An instant later they found themselves outside a large red-brick building in an industrial part of a large city. Everywhere he looked there were passers-by with big hair, flared trousers and garments striped or chequered with inadvisable combinations of orange and brown. The building in front of him was festooned with Christmas decorations and from within the sound of “Merry Christmas Everybody” was audible. Following Victoria Wood into the building, Scrooge realised where he was. This was Fezziwig’s Brewery.
“This is Fezziwig’s Christmas Party! This is the year I became the regional manager” Scrooge said excitedly and quickly spotted himself, thirty years old and still with a full head of thick black hair. “Why oh why, when I still had so much hair on my head, did I insist on that awful mullet?” he asked Victoria Wood in wonderment, and then something else caught his eye: it was his old employer. “And there’s dear old Fezziwig himself! Bless his heart- it’s Fezziwig alive again!”
“It’s 1975,” Victoria Wood replied. “Britain has just voted overwhelmingly to remain in the EEC.”
“Yes,” Scrooge replied, “I voted to remain myself. But we just wanted a trading and customs union, not all these damn regulations.”
“It was always perfectly clear about its aims. These are hard times for Britain: our empire has disintegrated and we’re struggling to understand our place in a changed world. After frequent power cuts, a three-day week and rolling strikes, European commentators have started referring to us as the ‘sick man of Europe.’ But all of that will slowly start to change.”
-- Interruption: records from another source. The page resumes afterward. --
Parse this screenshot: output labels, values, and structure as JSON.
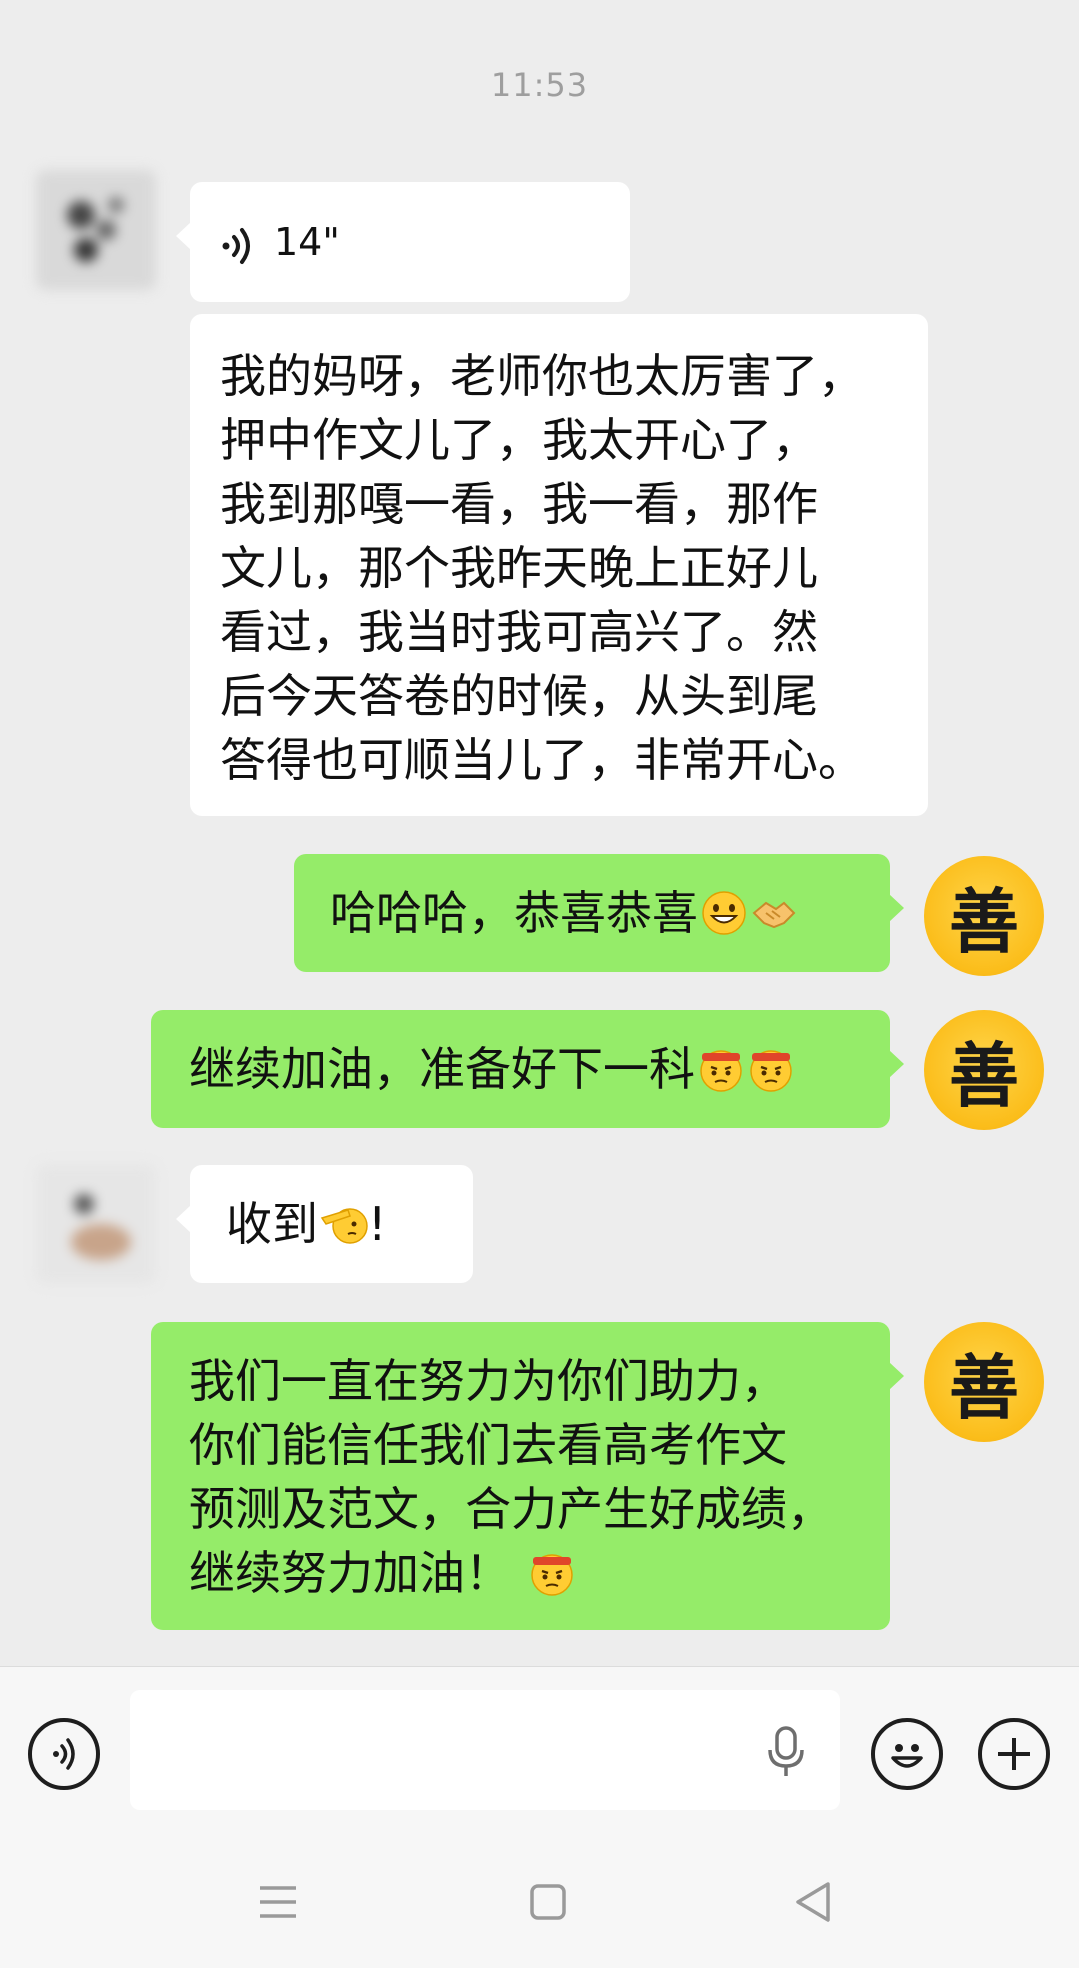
{
  "chat": {
    "timestamp": "11:53",
    "messages": [
      {
        "side": "left",
        "type": "voice",
        "duration": "14\""
      },
      {
        "side": "left",
        "type": "text",
        "lines": [
          "我的妈呀，老师你也太厉害了，",
          "押中作文儿了，我太开心了，",
          "我到那嘎一看，我一看，那作",
          "文儿，那个我昨天晚上正好儿",
          "看过，我当时我可高兴了。然",
          "后今天答卷的时候，从头到尾",
          "答得也可顺当儿了，非常开心。"
        ]
      },
      {
        "side": "right",
        "type": "text",
        "text": "哈哈哈，恭喜恭喜",
        "emojis": [
          "grin-emoji",
          "handshake-emoji"
        ]
      },
      {
        "side": "right",
        "type": "text",
        "text": "继续加油，准备好下一科",
        "emojis": [
          "determined-emoji",
          "determined-emoji"
        ]
      },
      {
        "side": "left",
        "type": "text",
        "text": "收到",
        "emojis": [
          "salute-emoji"
        ],
        "suffix": "!"
      },
      {
        "side": "right",
        "type": "text",
        "lines": [
          "我们一直在努力为你们助力，",
          "你们能信任我们去看高考作文",
          "预测及范文，合力产生好成绩，",
          "继续努力加油！"
        ],
        "emojis": [
          "determined-emoji"
        ]
      }
    ],
    "self_avatar_char": "善"
  },
  "input_bar": {
    "voice_toggle_icon": "voice-toggle-icon",
    "mic_icon": "microphone-icon",
    "emoji_icon": "emoji-face-icon",
    "plus_icon": "plus-circle-icon",
    "value": ""
  },
  "nav_bar": {
    "icons": [
      "menu-lines-icon",
      "home-square-icon",
      "back-triangle-icon"
    ]
  },
  "colors": {
    "background": "#ededed",
    "incoming_bubble": "#ffffff",
    "outgoing_bubble": "#95ec69",
    "timestamp": "#9e9e9e"
  }
}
“That’s quite enough work for today, folks,” Fezziwig called out to his staff. “These aren’t the easiest times for a business this size but the brewery has had a pretty good year all-in-all and it’s time to celebrate!”
“Such a gentle soul,” Scrooge remarked. “Too gentle for the world we live in now. Fezziwig’s Brewery went bust in the noughties and all its branches got turned into high-end flats and trendy gastropubs.”
Scrooge’s younger self was deep in conversation with a young woman.
“Belle,” the name caught in Scrooge’s throat.
“She was French, wasn’t she?” Wood asked him.
“She was. Such a beautiful, funny…oh Spirit, show me no more.”
But in an instant the party and the brewery had disappeared. In its place was Albert Square in central Manchester. Decorations adorned an impressive Christmas tree in the centre of the square and Scrooge’s younger self was sitting with Belle, both warmly wrapped up in hats, scarves and gloves.
“It’s a job with the Guardian,” Belle was saying, “it’s an opportunity I really want to take. Can’t you start your own business from Manchester?” Her breath was visible in the cold December air.
“No,” Scrooge’s younger self replied, “It must be in London. Our projected profits would be 25% greater.”
“Bloody London,” the elder Scrooge growled, “bloody Guardian.”
“Then I don’t know what else to say,” Belle said softly.
“We said we’d get married,” the younger Scrooge replied, “And get a mortgage on a property. We always said that.”
“We said that when we were both poor, and contented to be so until we found a means to combine our happiness and good fortune. But you are a man changed, Brexiteezer.”
“But I’ve found a wonderful semi-detached house in Whetstone,” the younger Scrooge protested. “It has a long lease, a garage and a half-convincing mock-Tudor frontage.”
“I’m sorry, Brexiteezer, it’s over.”
“Take me home, Spirit!” Scrooge exclaimed, realising he had tears in his eyes, “Why do you delight in tormenting me?”
But he was already back in his bedroom. Victoria Wood had gone and he was alone once again.